Zgodnie z informacją Ministerstwa Obrony Norwegii 22 maja, w bazie lotniczej Ørland, wylądowały kolejne trzy myśliwce wielozadaniowe 5. generacji F-35A Lightning II. Samoloty dołączyły do trzech egzemplarzy zakupionych dla królewskich wojsk lotniczych tego kraju (Luftforsvaret, RNoAF), które zostały odebrane 3 listopada 2017. Siedem kolejnych pozostaje w Stanach Zjednoczonych (bazie lotniczej Luke) do czasu ukończenia szkolenia przez skandynawskich pilotów.
Norweskie królewskie wojska lotnicze otrzymają łącznie 52 myśliwce wielozadaniowe 5. generacji F-35A Lightning II
Witając nowe myśliwce minister obrony Frank Bakke-Jensen podkreślił, iż do 2025 ma zostać wybudowana niezbędna infrastruktura w bazach Ørland i Evenes. Mają zostać również ukończone szkolenia personelu latającego i naziemnego. Wypowiedź ma związek z faktami, które ujawniono po dostarczeniu trzech pierwszych samolotów w ubiegłym roku. Okazało się, że z powodu opóźnień w budowie specjalistycznych hangarów stacjonujące w Norwegii F-35 są narażona na uszkodzenia płatowców.
Do 2024 Norwegowie będą odbierać sześć kolejnych samolotów rocznie (42 z łącznie 52 zamówionych). Wstępna gotowość operacyjna (IOC) ma zostać osiągnięta w 2019, gdy Luftforsvaret będą dysponować 12 F-35A. Wpisuje się to w Długoterminowy Plan Obrony na lata 2018-2025 (Norweskie zakupy 2018-2025, 2018-03-23).

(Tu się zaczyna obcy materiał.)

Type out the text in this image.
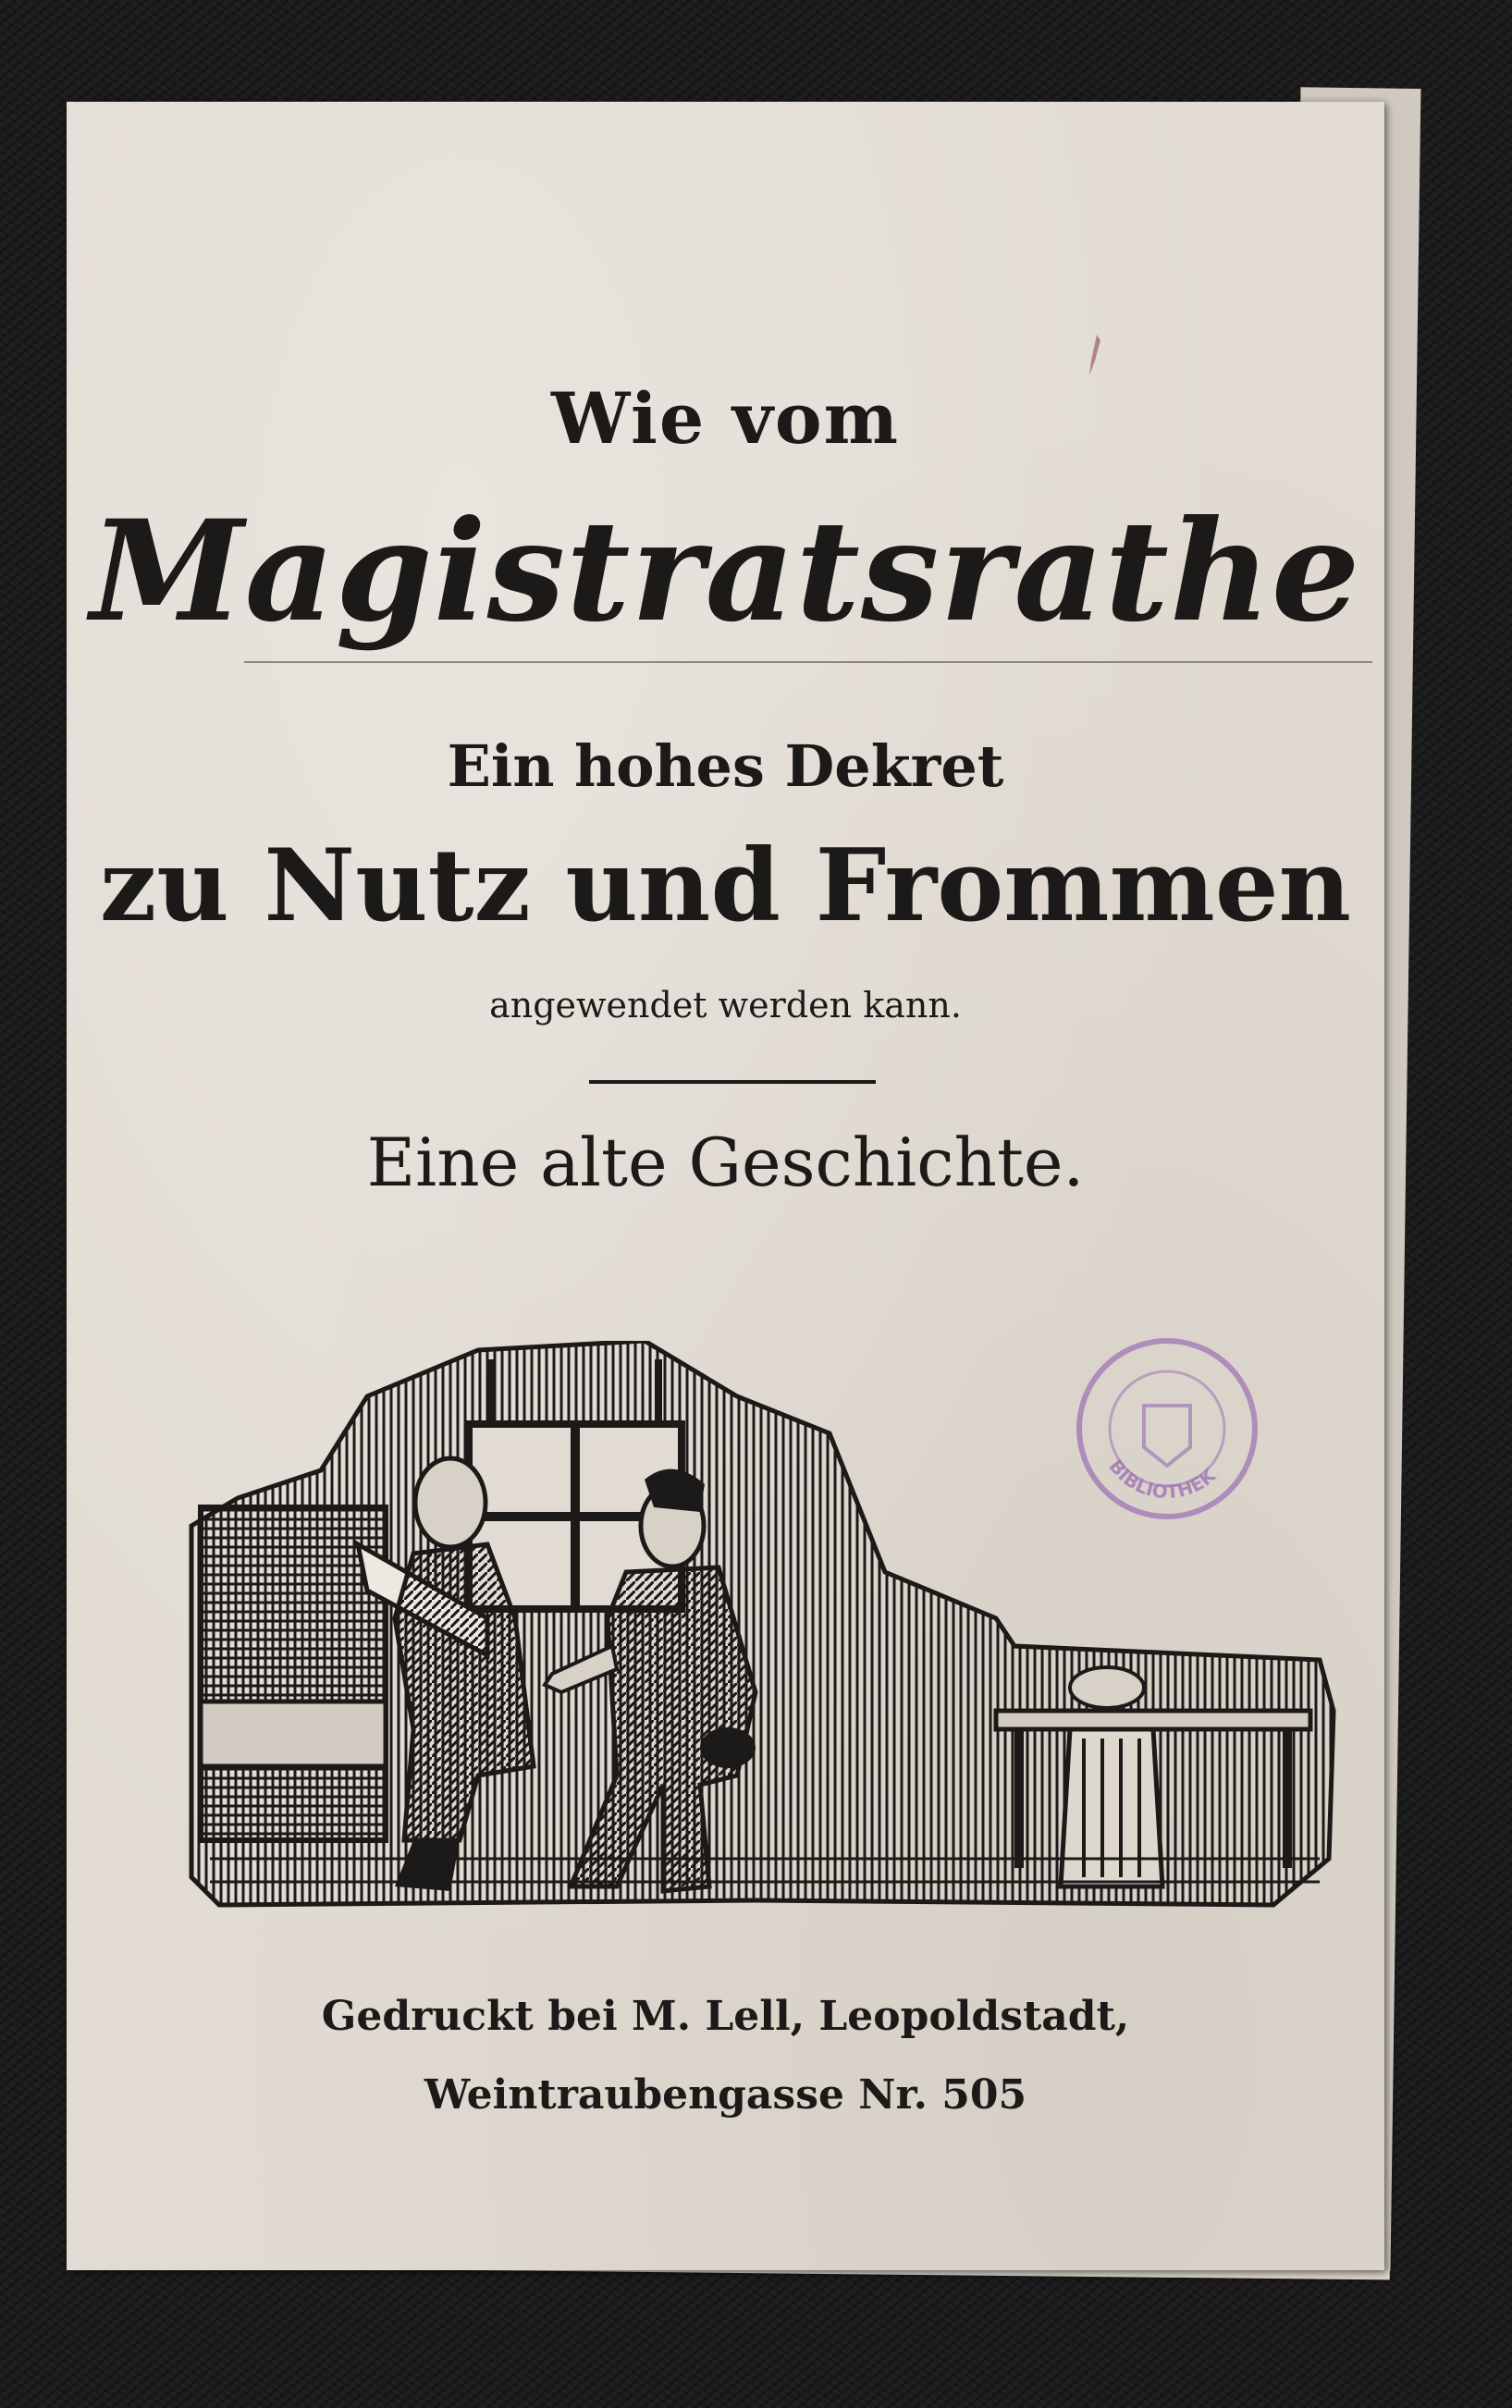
Wie vom
Magistratsrathe
Ein hohes Dekret
zu Nutz und Frommen
angewendet werden kann.
Eine alte Geschichte.
BIBLIOTHEK
Gedruckt bei M. Lell, Leopoldstadt,
Weintraubengasse Nr. 505
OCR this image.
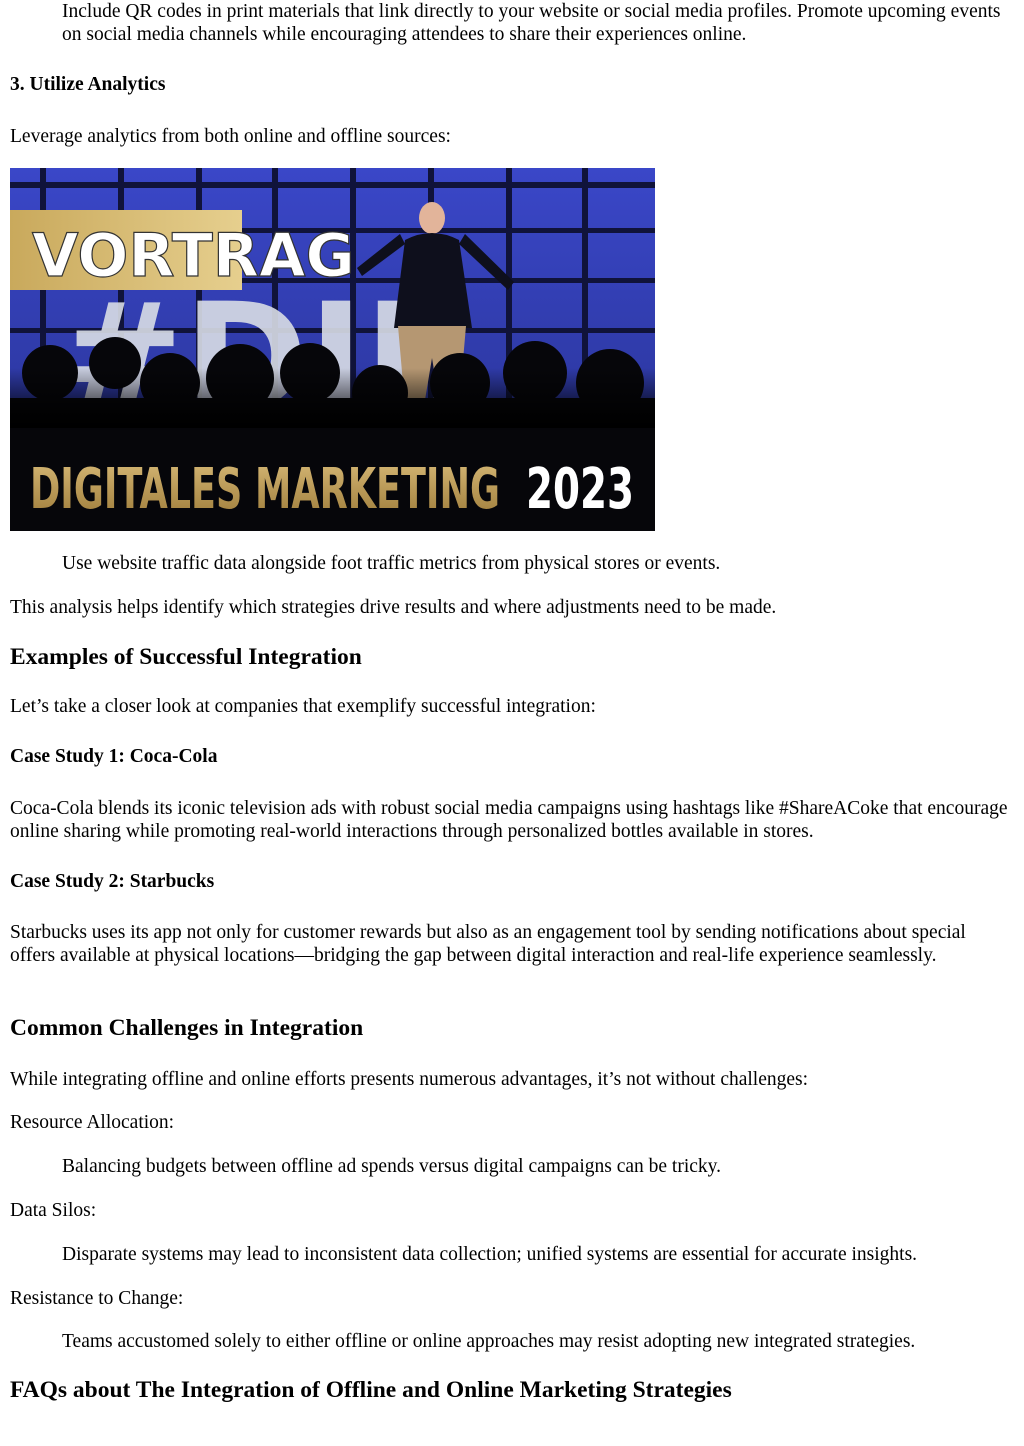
Include QR codes in print materials that link directly to your website or social media profiles. Promote upcoming events on social media channels while encouraging attendees to share their experiences online.

3. Utilize Analytics

Leverage analytics from both online and offline sources:

VORTRAG
DIGITALES MARKETING 2023

Use website traffic data alongside foot traffic metrics from physical stores or events.

This analysis helps identify which strategies drive results and where adjustments need to be made.

Examples of Successful Integration

Let’s take a closer look at companies that exemplify successful integration:

Case Study 1: Coca-Cola

Coca-Cola blends its iconic television ads with robust social media campaigns using hashtags like #ShareACoke that encourage online sharing while promoting real-world interactions through personalized bottles available in stores.

Case Study 2: Starbucks

Starbucks uses its app not only for customer rewards but also as an engagement tool by sending notifications about special offers available at physical locations—bridging the gap between digital interaction and real-life experience seamlessly.

Common Challenges in Integration

While integrating offline and online efforts presents numerous advantages, it’s not without challenges:

Resource Allocation:

Balancing budgets between offline ad spends versus digital campaigns can be tricky.

Data Silos:

Disparate systems may lead to inconsistent data collection; unified systems are essential for accurate insights.

Resistance to Change:

Teams accustomed solely to either offline or online approaches may resist adopting new integrated strategies.

FAQs about The Integration of Offline and Online Marketing Strategies
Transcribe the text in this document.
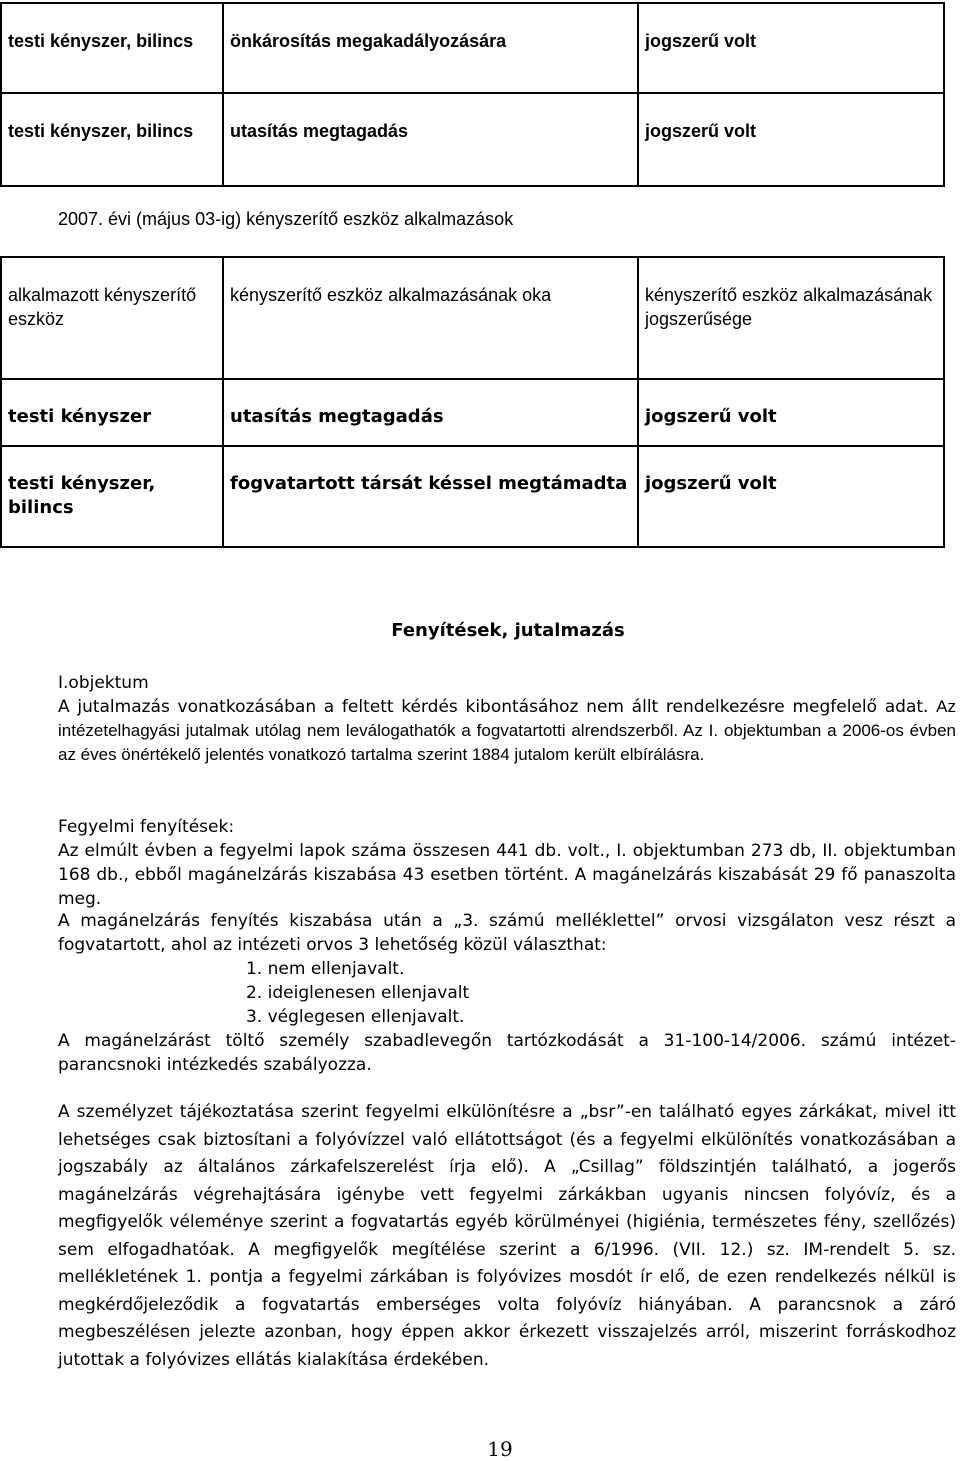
testi kényszer, bilincs	önkárosítás megakadályozására	jogszerű volt
testi kényszer, bilincs	utasítás megtagadás	jogszerű volt
2007. évi (május 03-ig) kényszerítő eszköz alkalmazások
alkalmazott kényszerítő eszköz	kényszerítő eszköz alkalmazásának oka	kényszerítő eszköz alkalmazásának jogszerűsége
testi kényszer	utasítás megtagadás	jogszerű volt
testi kényszer, bilincs	fogvatartott társát késsel megtámadta	jogszerű volt
Fenyítések, jutalmazás
I.objektum
A jutalmazás vonatkozásában a feltett kérdés kibontásához nem állt rendelkezésre megfelelő adat. Az intézetelhagyási jutalmak utólag nem leválogathatók a fogvatartotti alrendszerből. Az I. objektumban a 2006-os évben az éves önértékelő jelentés vonatkozó tartalma szerint 1884 jutalom került elbírálásra.
Fegyelmi fenyítések:
Az elmúlt évben a fegyelmi lapok száma összesen 441 db. volt., I. objektumban 273 db, II. objektumban 168 db., ebből magánelzárás kiszabása 43 esetben történt. A magánelzárás kiszabását 29 fő panaszolta meg.
A magánelzárás fenyítés kiszabása után a „3. számú melléklettel” orvosi vizsgálaton vesz részt a fogvatartott, ahol az intézeti orvos 3 lehetőség közül választhat:
1. nem ellenjavalt.
2. ideiglenesen ellenjavalt
3. véglegesen ellenjavalt.
A magánelzárást töltő személy szabadlevegőn tartózkodását a 31-100-14/2006. számú intézet-parancsnoki intézkedés szabályozza.
A személyzet tájékoztatása szerint fegyelmi elkülönítésre a „bsr”-en található egyes zárkákat, mivel itt lehetséges csak biztosítani a folyóvízzel való ellátottságot (és a fegyelmi elkülönítés vonatkozásában a jogszabály az általános zárkafelszerelést írja elő). A „Csillag” földszintjén található, a jogerős magánelzárás végrehajtására igénybe vett fegyelmi zárkákban ugyanis nincsen folyóvíz, és a megfigyelők véleménye szerint a fogvatartás egyéb körülményei (higiénia, természetes fény, szellőzés) sem elfogadhatóak. A megfigyelők megítélése szerint a 6/1996. (VII. 12.) sz. IM-rendelt 5. sz. mellékletének 1. pontja a fegyelmi zárkában is folyóvizes mosdót ír elő, de ezen rendelkezés nélkül is megkérdőjeleződik a fogvatartás emberséges volta folyóvíz hiányában. A parancsnok a záró megbeszélésen jelezte azonban, hogy éppen akkor érkezett visszajelzés arról, miszerint forráskodhoz jutottak a folyóvizes ellátás kialakítása érdekében.
19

Oslo wyda około 70 mld NOK (31,54 mld zł), aby zastąpić starzejącą się flotę 57 F-16AM/BM Fighting Falcon / Zdjęcia: Ministerstwo Obrony Norwegii
Co ciekawe 5 grudnia 2017, w bazie lotniczej Ørland gościła trzyosobowa delegacja rosyjskich wojskowych, którzy przeprowadzili inspekcję i ocenę 132. Skrzydła Luftforsvaret, które w tym czasie było już wyposażone w trzy F-35A. Była to zaplanowana wizytacja, przeprowadzona zgodnie z Dokumentem Wiedeńskim OBWE, regulującym kwestię kontroli instalacji wojskowych sygnatariuszy. W styczniu 2016 norwescy inspektorzy odwiedzili koszary 200. Arktycznej Brygady Strzelców Zmotoryzowanych w Pieczendze w obwodzie murmańskim.
Również w grudniu 2017 ujawniono, iż służby techniczne Luftforsvaret wykryły, że F-35A wysyłają dane krytyczne do serwerów Lockheed Martin, w Fort Worth w Teksasie. Oznacza to, że Amerykanie wiedzą, jakie czynności są wykonywane przy samolotach przez norweskich pilotów oraz obsługę techniczną.